The land of Oz is a colorful canvas that shares characteristics with Burton’s Wonderland. What I appreciated was the practical sets incorporated into the digital backgrounds. Raimi filled seven sound stages outside of Detroit, MI, with throne rooms, forests, and circus tents. It resembles a Golden Age soundstage theatricality shot through a digital lens.
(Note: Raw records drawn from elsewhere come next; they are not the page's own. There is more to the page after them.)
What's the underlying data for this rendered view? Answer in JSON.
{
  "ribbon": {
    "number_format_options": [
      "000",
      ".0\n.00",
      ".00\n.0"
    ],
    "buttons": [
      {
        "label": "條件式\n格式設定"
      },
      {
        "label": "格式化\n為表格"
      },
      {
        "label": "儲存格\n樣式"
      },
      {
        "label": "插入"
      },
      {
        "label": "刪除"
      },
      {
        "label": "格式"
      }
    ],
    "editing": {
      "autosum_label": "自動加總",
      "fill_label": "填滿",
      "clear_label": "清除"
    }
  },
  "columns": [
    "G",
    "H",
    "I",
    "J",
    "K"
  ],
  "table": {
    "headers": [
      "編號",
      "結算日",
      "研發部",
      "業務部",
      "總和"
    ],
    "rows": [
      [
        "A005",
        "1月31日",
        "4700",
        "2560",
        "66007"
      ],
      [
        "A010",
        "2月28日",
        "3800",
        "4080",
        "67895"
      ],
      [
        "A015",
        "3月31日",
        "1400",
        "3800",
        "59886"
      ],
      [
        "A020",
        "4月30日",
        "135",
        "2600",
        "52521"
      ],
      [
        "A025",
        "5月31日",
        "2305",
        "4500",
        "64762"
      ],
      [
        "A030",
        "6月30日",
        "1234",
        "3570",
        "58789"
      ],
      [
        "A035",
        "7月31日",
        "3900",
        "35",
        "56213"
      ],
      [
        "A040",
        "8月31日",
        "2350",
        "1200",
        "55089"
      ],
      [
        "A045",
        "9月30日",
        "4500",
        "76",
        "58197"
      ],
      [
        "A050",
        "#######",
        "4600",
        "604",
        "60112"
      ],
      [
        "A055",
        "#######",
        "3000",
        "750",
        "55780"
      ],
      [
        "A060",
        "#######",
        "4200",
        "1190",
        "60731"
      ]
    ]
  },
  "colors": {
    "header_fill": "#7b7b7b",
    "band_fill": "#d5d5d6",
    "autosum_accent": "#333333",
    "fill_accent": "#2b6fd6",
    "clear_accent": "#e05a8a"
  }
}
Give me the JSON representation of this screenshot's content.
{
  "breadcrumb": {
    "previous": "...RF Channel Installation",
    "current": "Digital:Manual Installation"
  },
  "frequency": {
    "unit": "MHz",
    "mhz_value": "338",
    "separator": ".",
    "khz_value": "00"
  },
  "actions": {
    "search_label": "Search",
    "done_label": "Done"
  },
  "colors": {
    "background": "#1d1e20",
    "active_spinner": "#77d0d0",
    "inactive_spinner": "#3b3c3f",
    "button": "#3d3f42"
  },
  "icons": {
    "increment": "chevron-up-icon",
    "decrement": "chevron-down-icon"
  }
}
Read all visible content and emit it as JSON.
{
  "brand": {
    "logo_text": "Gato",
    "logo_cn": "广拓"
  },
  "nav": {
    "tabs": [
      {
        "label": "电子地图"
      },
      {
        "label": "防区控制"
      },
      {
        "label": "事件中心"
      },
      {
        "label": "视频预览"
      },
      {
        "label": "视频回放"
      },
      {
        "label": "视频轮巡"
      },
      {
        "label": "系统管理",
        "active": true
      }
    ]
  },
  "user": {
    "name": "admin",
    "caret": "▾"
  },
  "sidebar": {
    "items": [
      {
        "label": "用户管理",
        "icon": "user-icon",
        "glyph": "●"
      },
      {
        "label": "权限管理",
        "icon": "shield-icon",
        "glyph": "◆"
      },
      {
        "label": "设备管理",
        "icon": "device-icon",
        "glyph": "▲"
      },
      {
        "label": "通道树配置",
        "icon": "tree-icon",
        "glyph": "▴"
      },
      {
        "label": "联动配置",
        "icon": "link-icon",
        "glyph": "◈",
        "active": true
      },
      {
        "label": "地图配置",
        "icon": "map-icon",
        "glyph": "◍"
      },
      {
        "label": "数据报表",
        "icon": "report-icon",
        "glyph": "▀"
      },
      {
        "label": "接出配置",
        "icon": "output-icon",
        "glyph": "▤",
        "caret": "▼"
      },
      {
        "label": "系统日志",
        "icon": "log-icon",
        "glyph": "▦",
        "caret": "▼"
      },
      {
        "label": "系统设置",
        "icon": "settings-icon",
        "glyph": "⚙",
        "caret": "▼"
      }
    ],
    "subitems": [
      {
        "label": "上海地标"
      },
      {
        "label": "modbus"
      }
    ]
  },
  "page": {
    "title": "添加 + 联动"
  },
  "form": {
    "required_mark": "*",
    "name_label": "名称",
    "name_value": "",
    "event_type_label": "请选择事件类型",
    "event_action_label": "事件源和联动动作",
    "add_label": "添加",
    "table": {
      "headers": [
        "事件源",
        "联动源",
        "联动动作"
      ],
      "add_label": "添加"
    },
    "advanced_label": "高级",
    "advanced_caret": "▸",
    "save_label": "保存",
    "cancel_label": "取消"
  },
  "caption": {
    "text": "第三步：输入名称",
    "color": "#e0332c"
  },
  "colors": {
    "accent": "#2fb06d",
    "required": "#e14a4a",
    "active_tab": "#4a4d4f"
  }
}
The only real shortcomings in the film might be the lack of surprises. This is a prequel. Certain plot elements are set in stone. Posters on subways and billboards shadow the identity of the Wicked Witch of the West, but the sharp audience member will figure out who she really is before too long. Her introduction and origin are the flip side of this story, and this is where comparisons to Wicked can’t help but arise. That stage production is a more imaginative, deconstructive, clever, and oh-so fun spectacle. The best moments of Oz The Great and Powerful come when the writers show how an inventor and illusionist can use his tricks to appear magical, such as his first meeting with the broken China Girl (which is my absolute favorite scene) and the climactic showdown with the wicked witches in the Emerald City. Between them, the script takes a few shortcuts to propel the action forward. For example, Glinda’s castle is magically protected from harm except when it isn’t, and the citizens of Oz are fooled by the villains until they just aren’t anymore.
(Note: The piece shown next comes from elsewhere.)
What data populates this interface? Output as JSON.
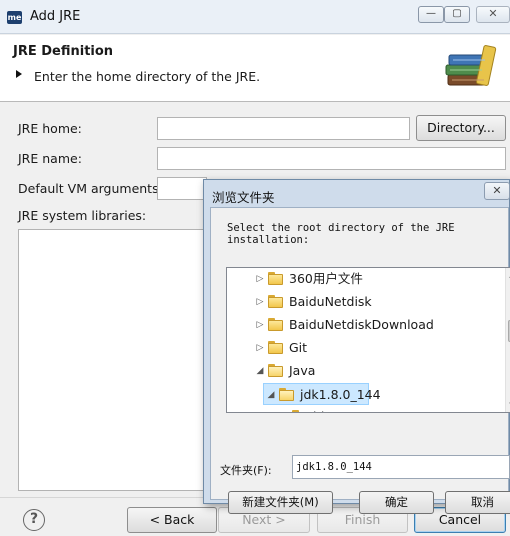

What’s ultimately nice is that Oz behaves like a family-friendly Disney fairytale that we see little of these days. Every fairytale, for some reason or other, must be transformed into a PG-13 Lord of the Rings or Harry Potter clone to become marketable. Did that boost the box office for Jack the Giant Slayer? Others are given footing in modern-day settings, like the CW’s Beauty and the Beast. Not Oz. For once, the hero wins by cleverness rather than violence.
The movie is suitable for ages 7 and up. The Wicked Witch and evil flying monkeys can be frightening to children, but you can say the same back in 1939.
If you like a hero’s journey to selflessness, an homage to classic movies, and an eye-popping display of effects animation, then you might dig Oz The Great and Powerful.
And, yes, Bruce Campbell makes a cameo.